Le livre « J’arrête de fumer -  Comprendre son addiction pour mieux la vaincre », paru aux éditions Mardaga, est le petit dernier de la Cellule Drogues.

« Il s’agit d’un livre destiné à un public général, mais ayant quand même certaines bases. Il propose une somme d’informations théoriques et générales, et de réponses à des questions que se posent beaucoup de fumeurs et leur entourage. En tant que médecin, vous y trouverez également des réponses à des arguments que peuvent avancer certains fumeurs, comme par exemple ‘Vu la pollution de l’air, est-il quand même nécessaire d’arrêter de fumer ?’ », explique Vincent Seutin.

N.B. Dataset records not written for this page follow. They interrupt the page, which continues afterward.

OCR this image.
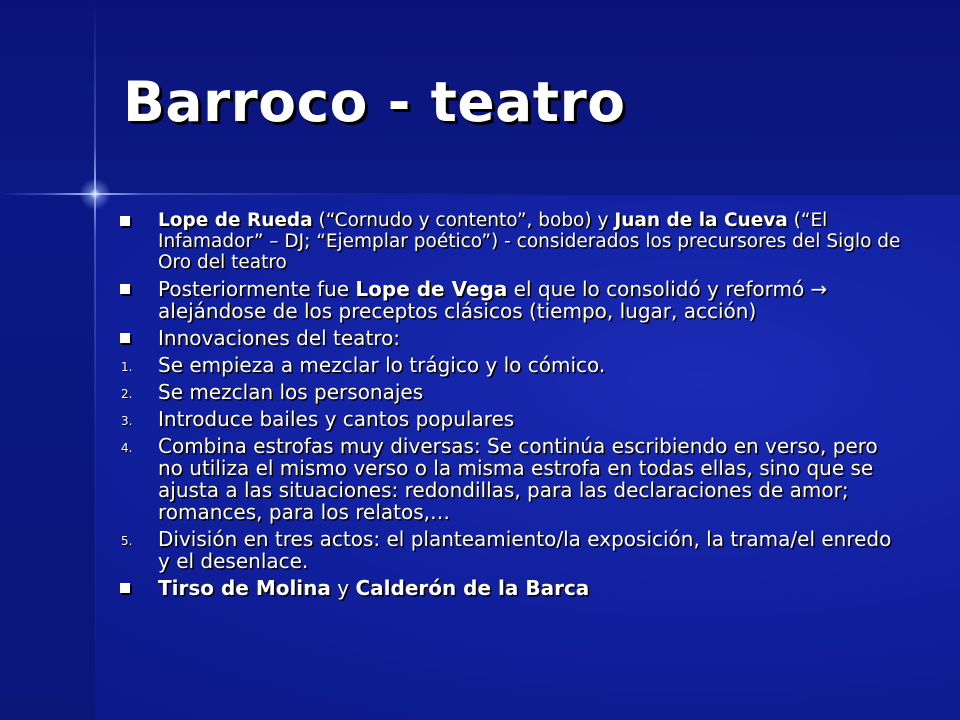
Barroco - teatro
Lope de Rueda (“Cornudo y contento”, bobo) y Juan de la Cueva (“El Infamador” – DJ; “Ejemplar poético”) - considerados los precursores del Siglo de Oro del teatro
Posteriormente fue Lope de Vega el que lo consolidó y reformó → alejándose de los preceptos clásicos (tiempo, lugar, acción)
Innovaciones del teatro:
1. Se empieza a mezclar lo trágico y lo cómico.
2. Se mezclan los personajes
3. Introduce bailes y cantos populares
4. Combina estrofas muy diversas: Se continúa escribiendo en verso, pero no utiliza el mismo verso o la misma estrofa en todas ellas, sino que se ajusta a las situaciones: redondillas, para las declaraciones de amor; romances, para los relatos,…
5. División en tres actos: el planteamiento/la exposición, la trama/el enredo y el desenlace.
Tirso de Molina y Calderón de la Barca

52 - 01 - J'arrête de fumer   

Ce livre apporte des réponses claires à 25 questions afin de mieux comprendre les effets du tabac sur l’organisme, non seulement du fumeur mais aussi de son entourage. Il donne aussi des conseils pratiques au lecteur pour en finir avec le tabac. Cet ouvrage est l’outil idéal pour démontrer aux patients qu’il est possible d’arrêter de fumer et leur donner des trucs et astuces pour en finir définitivement, sans les rechutes que l’on observe encore trop fréquemment.

 

 

Qui êtes-vous, Vincent Seutin ?

« Quand j’ai terminé mes études de médecine à l’Université de Liège, j’étais attiré par le domaine de la psychiatrie, mais il n’y avait pas de place dans cette spécialité cette année-là. J’ai alors fait une année de clinique psychiatrique à mi-temps et réalisé l’autre mi-temps dans le laboratoire de pharmacologie où je savais qu’on travaillait sur les antidépresseurs », relate Vincent Seutin.  C’est là qu’il a le déclic : il se voit davantage dans la peau d’un chercheur que dans celle d’un clinicien.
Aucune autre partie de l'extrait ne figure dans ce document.